While much of the technical work with new ed tech devices and software is done prior to its implementation, communicating with users will ultimately contribute to success and make all the effort worthwhile, according to EdTech: Focus on K-12.
Phil Liebrecht, a technology director in Ohio, warns to never implement tech changes with a “hardline attitude” that disregards constructive criticism, stressing the importance of accepting feedback.
David Termunde, a CTO in suburban Chicago, said he issues open-ended surveys that help determine what teachers want from classroom technology. While that doesn't mean he will be able to grant all the teachers' ed tech requests, it’s important to have that conversation and keep a finger on the pulse of what teachers want.
While teachers who have experienced a lot of “fad” programs tend to be wary of new technology implementations, they're are also more likely to embrace changes that they contributed to or had a say in. New initiatives that build upon existing practices stand an even better chance of gaining teacher buy-in.
A well-defined plan that explains why new technology is important will also garner more support from the educators it is affecting.
Ed tech initiatives should be focused on how to improve students' experiences, and the students themselves should be included in the implementation.
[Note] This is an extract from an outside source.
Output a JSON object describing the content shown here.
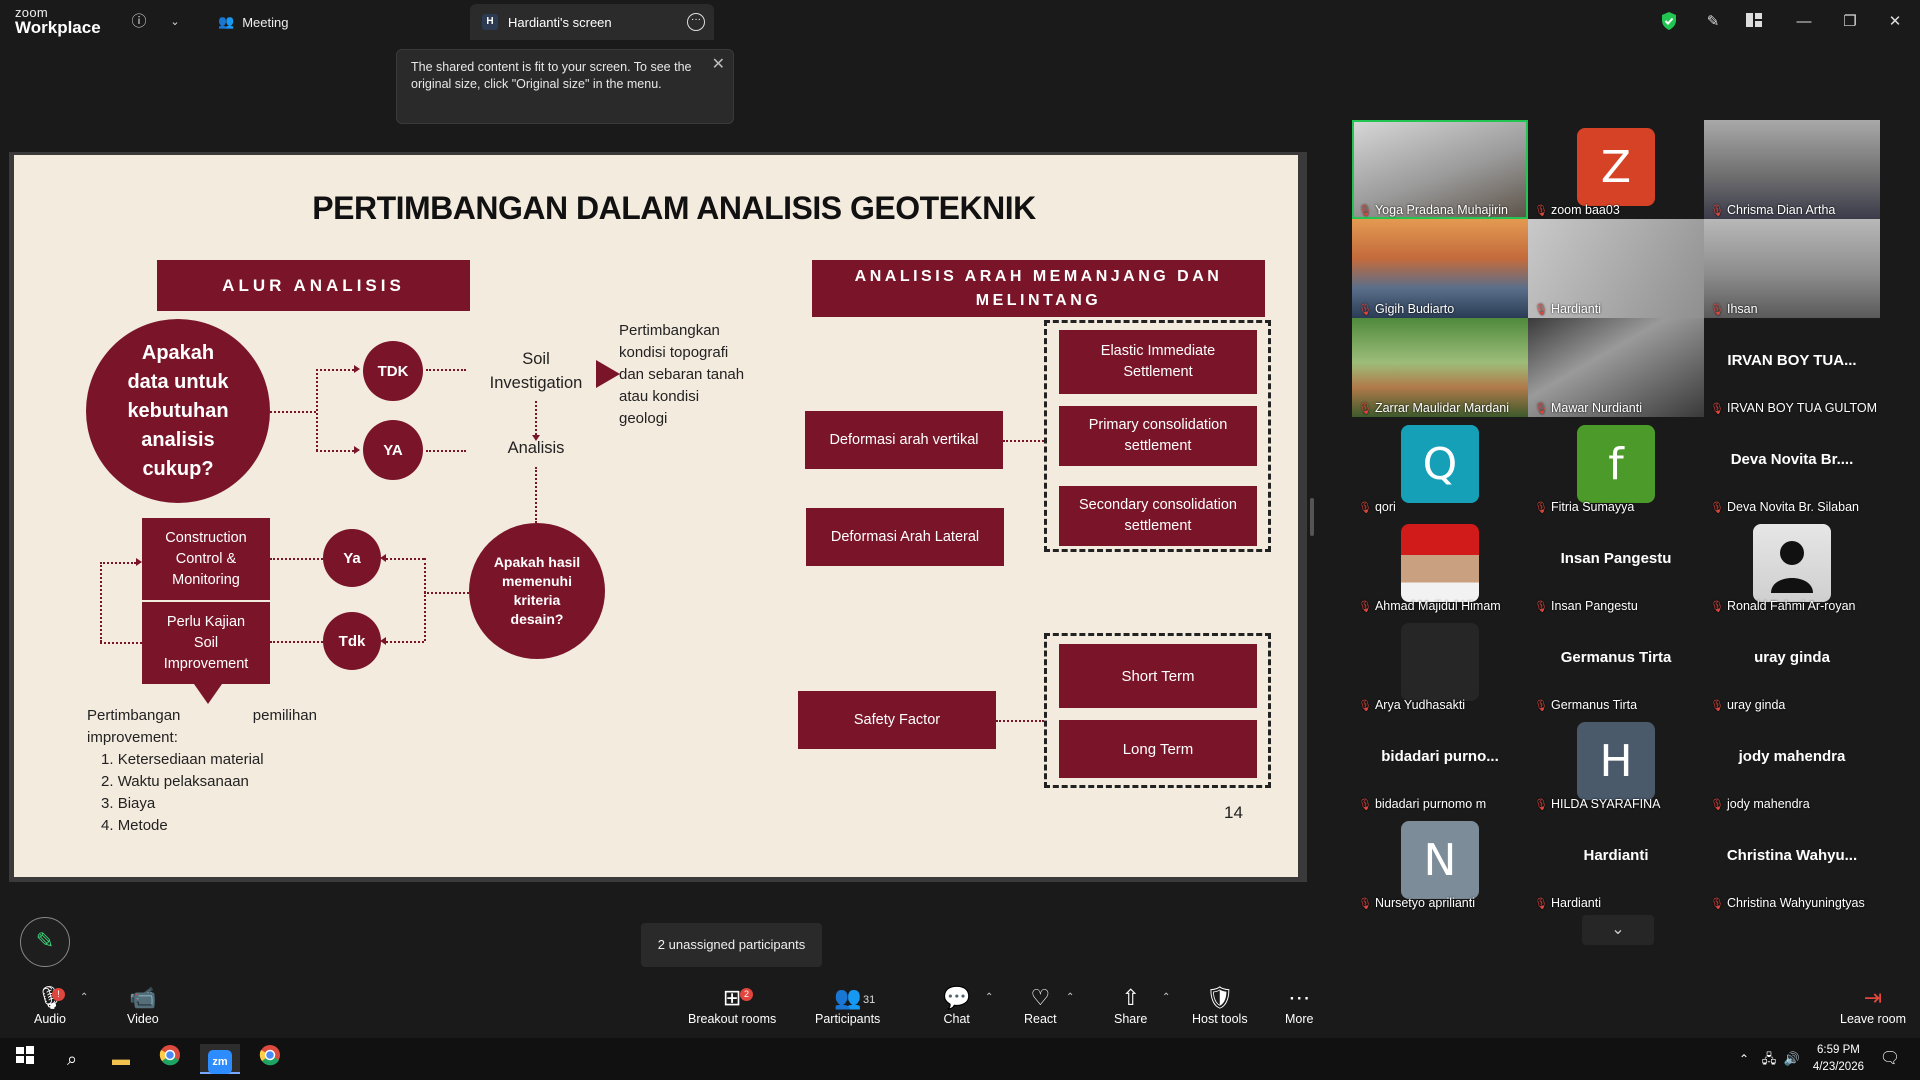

Rules and policies must be clearly explained before the technology is issued.
Parents are also a critical part of the implementation and should be informed about the "what," "why" and "how" behind new technology initiatives. When switching to digital platforms, parents may not see homework assignments, prompting concern they can no longer assist with homework and leading them to feel they are left "out of the loop." To mitigate concerns, some districts are ramping up efforts to include parents by disseminating digital newsletters.
Ohio’s Chagrin Falls Exempted Village Schools went so far as to hold an ed tech conference for parents that allowed them to see and experience the district’s ed tech firsthand.